Landtagswahl: Zwei AfD-Politiker wollen Spitzenkandidatur

Dresden/Berlin (dpa/sn) - Bei der sächsischen AfD zeichnet sich ein Zweikampf um die Spitzenkandidatur zur Landtagswahl am 1. September ab. Am Dienstag erneuerte Bundestagsfraktions-Vize Tino Chrupalla in Berlin seine Ambitionen, «eine tragende Rolle» im Wahlkampf zu spielen». Ziel sei, ein gutes Ergebnis zu erzielen, sagte er der Deutschen Presse-Agentur. Zwar fühle er sich im Bundestag sehr wohl, aber ihn würde es auch reizen, nach Sachsen zu gehen und dort «eine Veränderung anzuschieben».

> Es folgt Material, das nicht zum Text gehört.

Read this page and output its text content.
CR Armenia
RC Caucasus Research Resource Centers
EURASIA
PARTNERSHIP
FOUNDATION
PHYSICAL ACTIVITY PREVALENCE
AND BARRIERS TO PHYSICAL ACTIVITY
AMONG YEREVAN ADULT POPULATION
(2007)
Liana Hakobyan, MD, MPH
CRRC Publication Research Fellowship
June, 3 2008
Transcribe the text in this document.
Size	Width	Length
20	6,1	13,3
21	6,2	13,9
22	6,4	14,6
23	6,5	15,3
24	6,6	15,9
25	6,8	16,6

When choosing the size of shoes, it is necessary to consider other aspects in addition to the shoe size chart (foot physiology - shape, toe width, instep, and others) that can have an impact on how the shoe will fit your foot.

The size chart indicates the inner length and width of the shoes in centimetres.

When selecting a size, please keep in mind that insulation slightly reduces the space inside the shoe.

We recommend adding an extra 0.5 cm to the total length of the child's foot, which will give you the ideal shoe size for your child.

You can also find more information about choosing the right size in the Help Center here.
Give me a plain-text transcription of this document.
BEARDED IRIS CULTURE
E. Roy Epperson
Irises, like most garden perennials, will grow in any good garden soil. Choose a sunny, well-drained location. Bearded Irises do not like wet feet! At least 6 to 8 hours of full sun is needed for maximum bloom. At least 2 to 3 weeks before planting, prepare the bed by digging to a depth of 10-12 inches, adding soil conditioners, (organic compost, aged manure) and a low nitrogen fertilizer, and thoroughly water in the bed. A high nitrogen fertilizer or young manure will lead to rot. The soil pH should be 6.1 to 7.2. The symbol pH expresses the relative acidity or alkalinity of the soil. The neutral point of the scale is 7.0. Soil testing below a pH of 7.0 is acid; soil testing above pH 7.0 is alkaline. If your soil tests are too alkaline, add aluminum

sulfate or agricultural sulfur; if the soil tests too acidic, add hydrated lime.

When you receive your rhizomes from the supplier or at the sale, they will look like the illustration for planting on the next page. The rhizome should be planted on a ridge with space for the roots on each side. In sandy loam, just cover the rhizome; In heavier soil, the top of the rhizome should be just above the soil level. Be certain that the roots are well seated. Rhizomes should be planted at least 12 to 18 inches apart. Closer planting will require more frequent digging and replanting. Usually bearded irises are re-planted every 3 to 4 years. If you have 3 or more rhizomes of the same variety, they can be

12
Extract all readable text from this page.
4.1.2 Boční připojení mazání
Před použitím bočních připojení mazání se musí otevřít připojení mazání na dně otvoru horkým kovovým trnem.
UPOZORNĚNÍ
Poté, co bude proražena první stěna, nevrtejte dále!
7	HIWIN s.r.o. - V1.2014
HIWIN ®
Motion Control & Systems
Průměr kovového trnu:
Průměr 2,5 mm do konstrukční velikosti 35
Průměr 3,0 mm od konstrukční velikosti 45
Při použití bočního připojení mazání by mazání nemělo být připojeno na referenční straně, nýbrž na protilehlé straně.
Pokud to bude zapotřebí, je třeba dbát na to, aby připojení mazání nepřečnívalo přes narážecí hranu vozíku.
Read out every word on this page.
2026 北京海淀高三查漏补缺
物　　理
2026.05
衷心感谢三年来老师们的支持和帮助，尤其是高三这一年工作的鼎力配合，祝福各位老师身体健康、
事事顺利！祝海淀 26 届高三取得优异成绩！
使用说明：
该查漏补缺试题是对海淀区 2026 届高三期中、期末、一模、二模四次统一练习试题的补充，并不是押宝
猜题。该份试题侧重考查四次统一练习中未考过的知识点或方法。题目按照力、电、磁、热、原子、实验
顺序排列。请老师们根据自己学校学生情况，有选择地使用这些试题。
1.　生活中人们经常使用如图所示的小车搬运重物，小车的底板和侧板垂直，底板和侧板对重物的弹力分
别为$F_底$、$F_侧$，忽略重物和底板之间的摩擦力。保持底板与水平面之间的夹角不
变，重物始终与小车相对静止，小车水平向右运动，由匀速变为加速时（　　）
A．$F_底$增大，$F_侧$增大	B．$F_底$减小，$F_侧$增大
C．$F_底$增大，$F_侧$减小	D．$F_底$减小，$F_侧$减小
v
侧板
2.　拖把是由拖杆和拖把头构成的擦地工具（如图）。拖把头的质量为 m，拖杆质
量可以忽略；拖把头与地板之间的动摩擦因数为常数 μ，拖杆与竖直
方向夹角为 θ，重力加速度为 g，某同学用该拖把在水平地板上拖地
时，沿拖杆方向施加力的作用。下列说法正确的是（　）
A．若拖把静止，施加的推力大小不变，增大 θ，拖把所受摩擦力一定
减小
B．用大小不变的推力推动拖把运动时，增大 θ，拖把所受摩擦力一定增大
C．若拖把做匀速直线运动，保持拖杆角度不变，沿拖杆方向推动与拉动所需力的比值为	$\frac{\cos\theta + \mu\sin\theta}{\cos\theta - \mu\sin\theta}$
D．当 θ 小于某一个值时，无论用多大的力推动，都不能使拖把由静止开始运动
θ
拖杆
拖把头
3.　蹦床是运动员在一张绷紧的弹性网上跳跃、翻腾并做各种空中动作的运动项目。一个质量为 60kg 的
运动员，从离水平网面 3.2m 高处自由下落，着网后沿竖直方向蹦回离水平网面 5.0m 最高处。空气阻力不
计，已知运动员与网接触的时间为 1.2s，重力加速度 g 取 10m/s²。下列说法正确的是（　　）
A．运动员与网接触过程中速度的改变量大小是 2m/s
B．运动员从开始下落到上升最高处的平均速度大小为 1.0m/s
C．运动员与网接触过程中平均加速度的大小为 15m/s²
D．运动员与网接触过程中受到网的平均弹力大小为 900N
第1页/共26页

Außerdem will Partei- und Landeschef Jörg Urban seinen Hut in den Ring werfen und es wurden bisher den AfD-Bundestagsabgeordneten Stefan Hilse und Siegbert Droese Ambitionen nachgesagt. Droese schloss das allerdings am Dienstag für sich aus und Hilse hat eine Bewerbung bisher nicht offiziell angemeldet. Der Spitzenkandidat und die Liste werden auf einem Parteitag vom 8. bis 10. Februar in Markneukirchen gewählt.

Chrupalla, ein Malermeister aus Görlitz, hatte bei der Bundestagswahl 2017 das Direktmandat gegen Michael Kretschmer (CDU) gewonnen. Der heutige sächsische Ministerpräsident verlor deshalb seinen Platz im Bundestag.